Aside from the drug effects, we also observed that females that were not stressed or treated with the drug expressed more CRs than their male counterparts did following a three day period without training. Thus, the females expressed better long-term retention than males. To our knowledge, this sex difference in retention has not previously been demonstrated.

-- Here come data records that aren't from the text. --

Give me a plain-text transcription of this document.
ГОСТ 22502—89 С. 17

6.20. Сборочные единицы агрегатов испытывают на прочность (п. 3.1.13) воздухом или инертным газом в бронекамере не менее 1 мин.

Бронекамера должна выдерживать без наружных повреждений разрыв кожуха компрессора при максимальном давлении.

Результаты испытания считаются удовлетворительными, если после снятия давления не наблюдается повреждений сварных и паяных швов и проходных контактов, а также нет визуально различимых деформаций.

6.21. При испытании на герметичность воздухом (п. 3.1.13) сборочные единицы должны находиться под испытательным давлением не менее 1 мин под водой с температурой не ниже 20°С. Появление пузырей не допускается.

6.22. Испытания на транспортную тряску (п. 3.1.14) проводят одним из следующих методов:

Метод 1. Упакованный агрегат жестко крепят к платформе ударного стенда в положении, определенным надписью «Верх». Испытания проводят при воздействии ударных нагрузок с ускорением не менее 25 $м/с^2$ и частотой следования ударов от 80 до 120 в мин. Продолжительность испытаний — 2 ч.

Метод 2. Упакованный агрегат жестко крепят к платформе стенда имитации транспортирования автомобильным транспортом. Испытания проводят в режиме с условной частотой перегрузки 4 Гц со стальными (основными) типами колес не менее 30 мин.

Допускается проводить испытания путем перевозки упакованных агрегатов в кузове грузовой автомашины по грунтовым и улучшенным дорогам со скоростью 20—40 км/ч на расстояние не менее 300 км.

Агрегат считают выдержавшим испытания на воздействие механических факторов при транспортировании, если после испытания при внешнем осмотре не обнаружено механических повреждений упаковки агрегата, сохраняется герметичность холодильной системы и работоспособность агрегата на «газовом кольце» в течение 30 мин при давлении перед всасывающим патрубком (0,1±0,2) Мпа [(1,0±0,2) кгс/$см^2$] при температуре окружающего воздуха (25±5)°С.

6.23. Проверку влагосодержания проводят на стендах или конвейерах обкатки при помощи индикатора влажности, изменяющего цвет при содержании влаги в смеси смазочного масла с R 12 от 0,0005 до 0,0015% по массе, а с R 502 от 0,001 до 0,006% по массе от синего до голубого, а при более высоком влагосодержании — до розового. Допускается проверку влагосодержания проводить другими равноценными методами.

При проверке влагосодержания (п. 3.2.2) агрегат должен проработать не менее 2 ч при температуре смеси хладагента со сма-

DCS modulates plasticity within the hippocampus and basolateral amygdala (BLA), areas critical for the influence of stress on learning in male and female rats (Bangasser & Shors, 2007; Waddell, Bangasser, & Shors, 2008). Stress differentially modifies hippocampal morphology in males and females (Leuner, Falduto, & Shors, 2003; Shors, Chua, & Falduto, 2001; Woolley & McEwen, 1994). For example, exposure to the stressor used here increases spine density within the hippocampus of male rats, an effect that parallels the stress-induced facilitation in eyeblink conditioning (Shors et al., 2001). In the female hippocampus, acute stress blocks the natural increase in spines evident during proestrus when estrogen levels are highest (Shors et al., 2001; Woolley, Gould, Frankfurt, & McEwen, 1990) suggesting that stress negatively impacts plasticity within the female hippocampus, while enhancing plasticity in the male hippocampus. This modulation of spine density observed in both males and females requires NMDAr activation (Shors, Falduto, & Leuner, 2004; Woolley & McEwen, 1994; Woolley, Weiland, McEwen, & Schwartzkroin, 1997). Thus, NMDArs are necessary for both stress and hormone induced changes within the hippocampus. As noted, the stress effect on learning in males and females is dependent on an intact hippocampus (Bangasser & Shors, 2007). DCS enhances NMDAr-mediated EPSPs in CA1 of the hippocampus performance during training on (Billard & Rouaud, 2007; Rouaud & Billard, 2003) and facilitates many hippocampus-dependent learning tasks (Lelong, Dauphin, & Boulouard, 2001; Quartermain, Mower, Rafferty, Herting, & Lanthorn, 1994; Thompson et al., 1992). Given the present data, we suggest that stress disrupts activation of the NMDA receptor and DCS restores its activation via these changes in NMDAr mediated plasticity in the hippocampus.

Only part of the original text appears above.